While the term Reformed has sometimes been taken to include all the Protestant churches which have accepted the principles of the Reformation, it is used here in the more accurate sense to refer specifically to church bodies which have theological and historical roots in the French and Swiss-led Reformation (Jean Calvin, Ulrich Zwingli, Bullinger, etc.). The primary presupposition of the Reformed churches is that the risen Christ is the only head of the church. Thus there is no stress on a special elite person or group that has received through direct revelation or by the laying on of hands extraordinary powers of authority. Doctrines are traditionally governed by such principles as Sola Scriptura, salvation by grace through faith in Jesus Christ, God's sovereignty, and the calling to be agents of transformation in the world. Worship is usually simple, orderly and dignified, with an emphasis upon the hearing and preaching of the word of God. Few Reformed and Presbyterian churches have weekly celebration of the eucharist; monthly eucharistic celebrations are more common. The level of education required for the Presbyterian or Reformed minister is traditionally high.

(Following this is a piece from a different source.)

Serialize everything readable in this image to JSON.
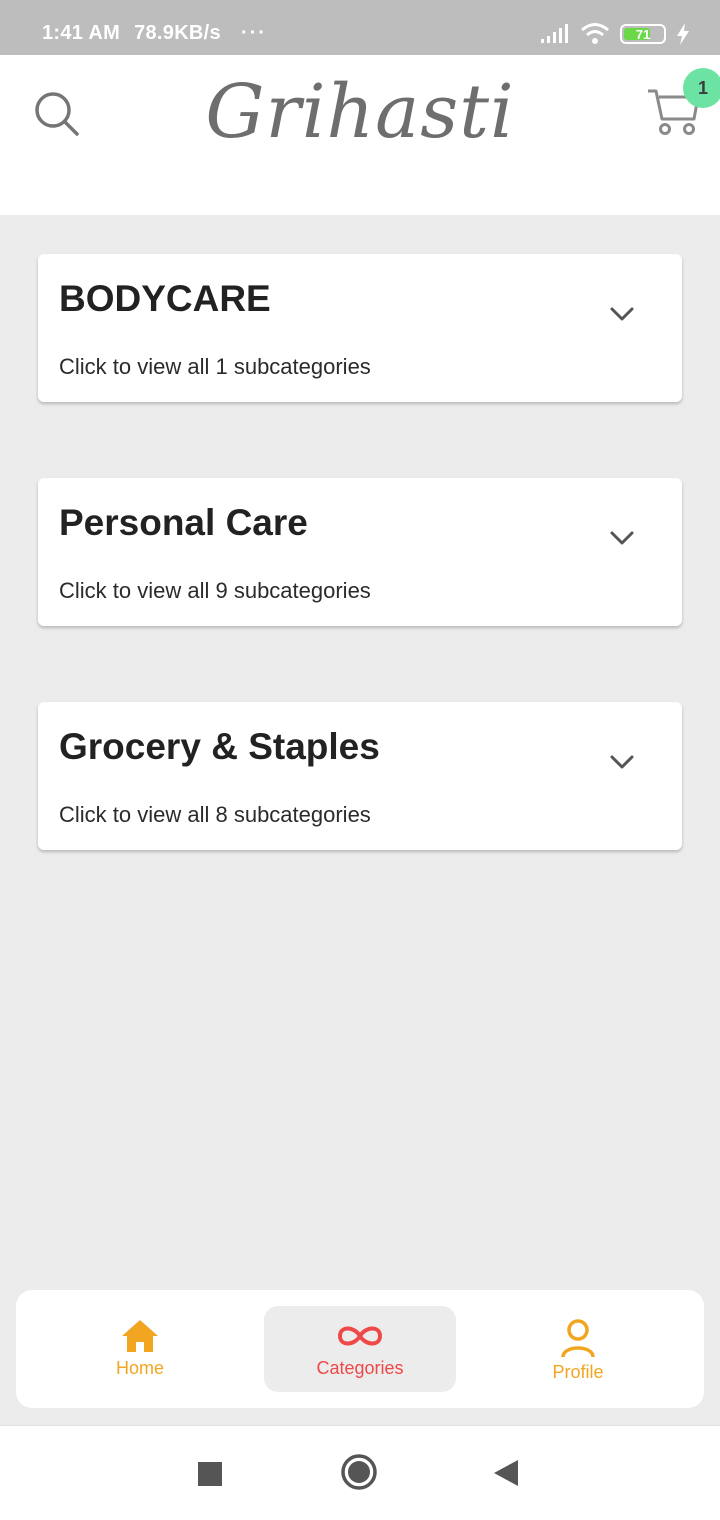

The Reformed churches generally adhere, with some variations, to a form of ecclesiastical polity in which the church is led by teaching elders (ordained pastors) and ruling elders or presbyters (lay persons) who are organized in various "courts". The courts include the local church level (session or its equivalent), the regional church level (Presbytery, classis or an equivalent title), the wider regional or national level (the synod) and the national or highest autonomous level (general assembly or general synod). Synods consist of members of several presbyteries within a large area and in some cases constitute the final legislative body. Usually the general assembly or general synod is the supreme legislative and administrative body. Proponents of this governing structure in the 16th and 17th centuries did not regard it as an innovation but as a rediscovery of the apostolic model found in the New Testament. According to Calvin, the Primitive Church had four different offices: pastor, doctor or teacher, deacon, and presbyter or elder. He recognized, however, that other offices might be adopted.

The Reformed family has a broad spectrum. It has churches from the historic Reformation era, which now share much in common with other mainline Protestants. It also has churches from pietist and separation movements in the 18th and 19th centuries, whose recommitments to Scripture and the Reformed confessional documents continue to influence their values today. In the 20th century some were also influenced by the Evangelical and Pentecostal traditions. As a result there are four international groupings of the Reformed family.